Danos causados por actividade perigosa. Presunção de culpa. Transfusão de sangue. Nexo causal. Ónus da prova
DANOS CAUSADOS POR ACTIVIDADE PERIGOSA. PRESUNÇÃO DE CULPA. TRANSFUSÃO DE SANGUE. NEXO CAUSAL. ÓNUS DA PROVA
APELAÇÃO Nº 3529/05
Relator: VIRGÍLIO MATEUS
Data do Acordão: 11-07-2006
Tribunal Recurso: VARAS MISTAS DE COIMBRA
Legislação Nacional: ARTº 341º E 493º, Nº 2, DO C. CIV. ; D.L. Nº 383/89, DE 6/11
Sumário:
- Perguntando-se num quesito se a contaminação pelo VHC foi causada pela transfusão de sangue, o julgador não pode transpor para a resposta o parecer pericial segundo o qual a transfusão foi «a causa provável» dessa contaminação, antes deve tomar posição definida respondendo não provado ou provado ainda que com esclarecimentos.
- Numa acção, para a prova dum facto não se exige a certeza absoluta, mas tão só a certeza relativa, um alto grau de probabilidade objectivável, suficiente para as necessidades práticas da vida.
- Se à data da transfusão havia o conhecimento médico de que uma nova doença de origem viral era transmissível por via sanguínea mas sem que o vírus estivesse identificado pela ciência, nenhuma análise ao sangue do dador podia revelar que este estivesse contaminado com o vírus mais tarde identificado como VHC.
- Em Portugal inexiste regime legal específico sobre responsabilidade por actos médicos.
- O juízo normativo de adequação, que há-de acrescer ao juízo naturalístico da causalidade, deve ter um sentido que se coadune com a espécie de responsabilidade civil em causa, a pré-determinar.
- Para que o tratamento consistente em transfusão constitua ofensa à integridade física é necessário que se verifique a falta de algum destes requisitos: qualificação do agente; intenção terapêutica; indicação médica; realização do acto segundo as «leges artis».
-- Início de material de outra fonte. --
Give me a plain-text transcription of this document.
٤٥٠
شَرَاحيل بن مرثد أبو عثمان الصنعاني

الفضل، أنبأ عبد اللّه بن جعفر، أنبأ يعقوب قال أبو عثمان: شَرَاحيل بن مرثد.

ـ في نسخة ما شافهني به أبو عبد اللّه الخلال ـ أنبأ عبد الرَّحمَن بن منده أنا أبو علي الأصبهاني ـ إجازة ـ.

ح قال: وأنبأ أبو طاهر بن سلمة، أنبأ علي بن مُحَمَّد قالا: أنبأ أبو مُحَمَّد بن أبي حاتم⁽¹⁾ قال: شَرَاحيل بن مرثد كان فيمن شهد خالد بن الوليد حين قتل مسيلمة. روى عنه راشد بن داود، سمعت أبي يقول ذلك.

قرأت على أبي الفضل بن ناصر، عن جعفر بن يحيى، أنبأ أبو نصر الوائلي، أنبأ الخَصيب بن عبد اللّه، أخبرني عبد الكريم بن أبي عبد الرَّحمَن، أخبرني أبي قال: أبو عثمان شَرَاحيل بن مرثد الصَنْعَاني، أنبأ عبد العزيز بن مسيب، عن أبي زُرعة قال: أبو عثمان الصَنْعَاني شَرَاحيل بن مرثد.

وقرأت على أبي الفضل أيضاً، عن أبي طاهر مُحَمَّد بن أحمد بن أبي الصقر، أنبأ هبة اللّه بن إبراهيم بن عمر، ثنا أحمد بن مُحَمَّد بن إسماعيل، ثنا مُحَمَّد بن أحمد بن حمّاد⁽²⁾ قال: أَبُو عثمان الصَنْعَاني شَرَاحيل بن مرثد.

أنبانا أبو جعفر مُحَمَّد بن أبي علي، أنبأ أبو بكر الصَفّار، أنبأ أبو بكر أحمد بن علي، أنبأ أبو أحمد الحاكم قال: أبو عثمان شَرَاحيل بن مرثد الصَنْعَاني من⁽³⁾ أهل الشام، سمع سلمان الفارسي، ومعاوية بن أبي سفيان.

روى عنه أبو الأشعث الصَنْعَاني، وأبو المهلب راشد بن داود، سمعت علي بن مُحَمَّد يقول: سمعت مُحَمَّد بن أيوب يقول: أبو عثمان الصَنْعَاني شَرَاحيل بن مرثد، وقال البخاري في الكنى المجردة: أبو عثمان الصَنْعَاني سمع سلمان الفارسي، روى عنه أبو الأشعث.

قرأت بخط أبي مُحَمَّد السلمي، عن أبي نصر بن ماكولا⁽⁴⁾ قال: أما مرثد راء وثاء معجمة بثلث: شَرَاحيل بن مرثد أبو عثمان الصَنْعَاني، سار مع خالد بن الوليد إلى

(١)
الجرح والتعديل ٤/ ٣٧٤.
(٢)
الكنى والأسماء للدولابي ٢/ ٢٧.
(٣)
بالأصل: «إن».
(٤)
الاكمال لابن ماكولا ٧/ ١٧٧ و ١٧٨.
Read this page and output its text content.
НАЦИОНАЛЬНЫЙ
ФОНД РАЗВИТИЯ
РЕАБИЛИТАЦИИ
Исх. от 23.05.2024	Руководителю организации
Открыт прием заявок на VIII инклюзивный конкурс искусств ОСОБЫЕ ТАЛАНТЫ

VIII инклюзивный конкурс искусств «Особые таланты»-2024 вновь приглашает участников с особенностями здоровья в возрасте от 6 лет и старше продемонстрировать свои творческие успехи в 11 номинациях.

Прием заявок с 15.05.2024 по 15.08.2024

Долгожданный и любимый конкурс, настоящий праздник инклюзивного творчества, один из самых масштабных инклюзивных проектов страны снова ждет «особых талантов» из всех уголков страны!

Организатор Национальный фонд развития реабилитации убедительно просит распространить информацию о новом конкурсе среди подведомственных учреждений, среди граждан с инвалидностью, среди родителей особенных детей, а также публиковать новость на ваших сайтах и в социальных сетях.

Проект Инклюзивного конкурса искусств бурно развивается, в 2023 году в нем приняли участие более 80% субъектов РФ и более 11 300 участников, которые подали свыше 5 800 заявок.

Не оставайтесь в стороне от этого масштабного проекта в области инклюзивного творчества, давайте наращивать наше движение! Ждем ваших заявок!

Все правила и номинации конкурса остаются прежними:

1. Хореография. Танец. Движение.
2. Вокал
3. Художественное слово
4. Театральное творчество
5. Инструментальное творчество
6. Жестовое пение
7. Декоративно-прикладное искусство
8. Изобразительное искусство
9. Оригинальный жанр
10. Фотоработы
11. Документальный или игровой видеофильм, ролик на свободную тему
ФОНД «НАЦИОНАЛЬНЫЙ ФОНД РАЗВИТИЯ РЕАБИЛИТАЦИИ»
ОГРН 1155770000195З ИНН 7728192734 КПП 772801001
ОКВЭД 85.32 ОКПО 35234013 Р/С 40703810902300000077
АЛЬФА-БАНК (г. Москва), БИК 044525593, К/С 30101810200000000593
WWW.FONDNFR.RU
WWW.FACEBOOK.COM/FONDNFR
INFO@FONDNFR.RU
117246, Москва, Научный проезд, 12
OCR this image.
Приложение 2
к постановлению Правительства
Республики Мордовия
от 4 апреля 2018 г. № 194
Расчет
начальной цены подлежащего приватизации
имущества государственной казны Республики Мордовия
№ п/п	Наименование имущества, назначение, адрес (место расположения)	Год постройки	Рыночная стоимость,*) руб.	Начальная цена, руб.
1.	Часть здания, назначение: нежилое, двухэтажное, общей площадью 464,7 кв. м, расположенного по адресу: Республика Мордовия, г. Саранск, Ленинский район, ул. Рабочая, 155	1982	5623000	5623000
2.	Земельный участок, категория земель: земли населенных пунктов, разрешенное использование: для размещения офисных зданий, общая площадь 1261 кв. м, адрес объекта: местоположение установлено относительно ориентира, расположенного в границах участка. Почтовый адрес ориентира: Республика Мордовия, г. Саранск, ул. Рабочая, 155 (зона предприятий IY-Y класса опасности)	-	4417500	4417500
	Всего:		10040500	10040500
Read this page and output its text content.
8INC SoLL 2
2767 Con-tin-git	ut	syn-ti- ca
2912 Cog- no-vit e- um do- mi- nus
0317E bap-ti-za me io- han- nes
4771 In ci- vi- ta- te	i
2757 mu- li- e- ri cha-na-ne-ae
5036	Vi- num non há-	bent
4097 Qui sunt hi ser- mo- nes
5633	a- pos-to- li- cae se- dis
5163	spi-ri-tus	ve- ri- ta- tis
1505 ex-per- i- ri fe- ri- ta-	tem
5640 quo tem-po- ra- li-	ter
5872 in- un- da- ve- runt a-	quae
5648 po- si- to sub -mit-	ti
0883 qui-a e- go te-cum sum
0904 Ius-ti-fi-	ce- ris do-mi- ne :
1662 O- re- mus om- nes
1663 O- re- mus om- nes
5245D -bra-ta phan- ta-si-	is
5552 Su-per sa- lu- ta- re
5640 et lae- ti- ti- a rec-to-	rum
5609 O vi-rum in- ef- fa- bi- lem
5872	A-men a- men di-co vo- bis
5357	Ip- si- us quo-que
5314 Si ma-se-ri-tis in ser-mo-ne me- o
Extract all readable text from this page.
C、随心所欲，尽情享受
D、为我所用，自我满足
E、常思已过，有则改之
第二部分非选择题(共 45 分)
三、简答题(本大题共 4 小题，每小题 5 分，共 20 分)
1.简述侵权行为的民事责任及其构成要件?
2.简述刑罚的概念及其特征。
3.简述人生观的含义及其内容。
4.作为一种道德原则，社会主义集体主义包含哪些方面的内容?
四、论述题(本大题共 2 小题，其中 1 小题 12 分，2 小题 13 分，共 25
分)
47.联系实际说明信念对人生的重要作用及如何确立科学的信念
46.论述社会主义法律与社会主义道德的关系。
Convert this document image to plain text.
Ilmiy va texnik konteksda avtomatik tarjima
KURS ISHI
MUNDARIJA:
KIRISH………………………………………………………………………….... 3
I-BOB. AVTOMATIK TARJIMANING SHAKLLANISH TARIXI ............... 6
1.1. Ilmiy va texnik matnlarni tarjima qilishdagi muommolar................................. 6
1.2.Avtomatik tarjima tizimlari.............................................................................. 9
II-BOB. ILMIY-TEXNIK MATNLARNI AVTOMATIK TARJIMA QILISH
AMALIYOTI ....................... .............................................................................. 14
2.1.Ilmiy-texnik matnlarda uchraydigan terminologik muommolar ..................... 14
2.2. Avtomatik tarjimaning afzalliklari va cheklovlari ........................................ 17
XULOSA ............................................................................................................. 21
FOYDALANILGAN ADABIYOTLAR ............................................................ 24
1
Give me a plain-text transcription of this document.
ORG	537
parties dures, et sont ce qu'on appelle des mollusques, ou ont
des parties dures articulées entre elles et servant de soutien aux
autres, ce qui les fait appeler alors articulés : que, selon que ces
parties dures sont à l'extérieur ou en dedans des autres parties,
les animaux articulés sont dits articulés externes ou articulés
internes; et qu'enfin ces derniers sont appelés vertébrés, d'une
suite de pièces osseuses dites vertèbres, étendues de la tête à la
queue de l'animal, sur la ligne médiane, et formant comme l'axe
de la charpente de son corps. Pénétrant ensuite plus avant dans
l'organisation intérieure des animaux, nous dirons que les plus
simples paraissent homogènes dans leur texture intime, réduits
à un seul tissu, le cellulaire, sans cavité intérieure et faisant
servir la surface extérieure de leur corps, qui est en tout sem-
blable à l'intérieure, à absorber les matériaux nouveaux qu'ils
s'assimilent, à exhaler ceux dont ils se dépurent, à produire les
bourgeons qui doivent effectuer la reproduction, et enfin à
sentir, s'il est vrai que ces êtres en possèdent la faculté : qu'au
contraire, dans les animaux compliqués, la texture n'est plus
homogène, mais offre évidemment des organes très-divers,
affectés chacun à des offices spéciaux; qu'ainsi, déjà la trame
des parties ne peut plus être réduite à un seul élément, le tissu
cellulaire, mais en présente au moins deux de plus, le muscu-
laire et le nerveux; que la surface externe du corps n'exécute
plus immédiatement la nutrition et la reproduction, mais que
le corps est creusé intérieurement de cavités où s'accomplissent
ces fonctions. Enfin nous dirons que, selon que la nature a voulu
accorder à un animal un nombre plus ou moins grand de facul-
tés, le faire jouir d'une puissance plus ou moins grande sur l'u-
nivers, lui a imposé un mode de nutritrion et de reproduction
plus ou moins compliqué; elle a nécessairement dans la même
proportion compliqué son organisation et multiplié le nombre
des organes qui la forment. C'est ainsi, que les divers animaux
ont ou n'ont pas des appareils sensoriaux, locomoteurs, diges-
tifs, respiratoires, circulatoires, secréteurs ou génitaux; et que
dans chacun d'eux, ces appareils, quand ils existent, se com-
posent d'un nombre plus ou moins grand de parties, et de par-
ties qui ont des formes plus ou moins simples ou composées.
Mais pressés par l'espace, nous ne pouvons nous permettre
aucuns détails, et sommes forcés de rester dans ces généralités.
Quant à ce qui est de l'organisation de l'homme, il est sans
- Impende sobre o paciente lesado o ónus da prova da ilicitude da transfusão de sangue, ilicitude que não se deve ter por verificada quando o médico assumiu o tratamento com transfusão que se mostrou necessária na sequência de intervenção cirúrgica ao joelho, não se mostrando verificado negativamente algum dos ditos requisitos
- Provindo o sangue humano a transfundir não de banco de sangue mas de determinado dador, e porque este sangue está fora do comércio, inexiste legislação que sancione os danos resultantes em termos de pura responsabilidade objectiva.
- Havendo especial periculosidade pela possibilidade de contaminação viral, a actividade de transfusão de sangue é perigosa para os efeitos do art. 493º nº2 do Código Civil, que consagra regime de responsabilidade subjectiva agravada ou objectiva atenuada, atenta a específica presunção de culpa.
- Tendo o serviço médico empregado todas as providências exigidas e em discussão, face ao estado da ciência e da técnica até à data da transfusão, não se pode concluir em termos de juízo de prognose póstuma que haja responsabilidade pelos danos resultantes da transfusão.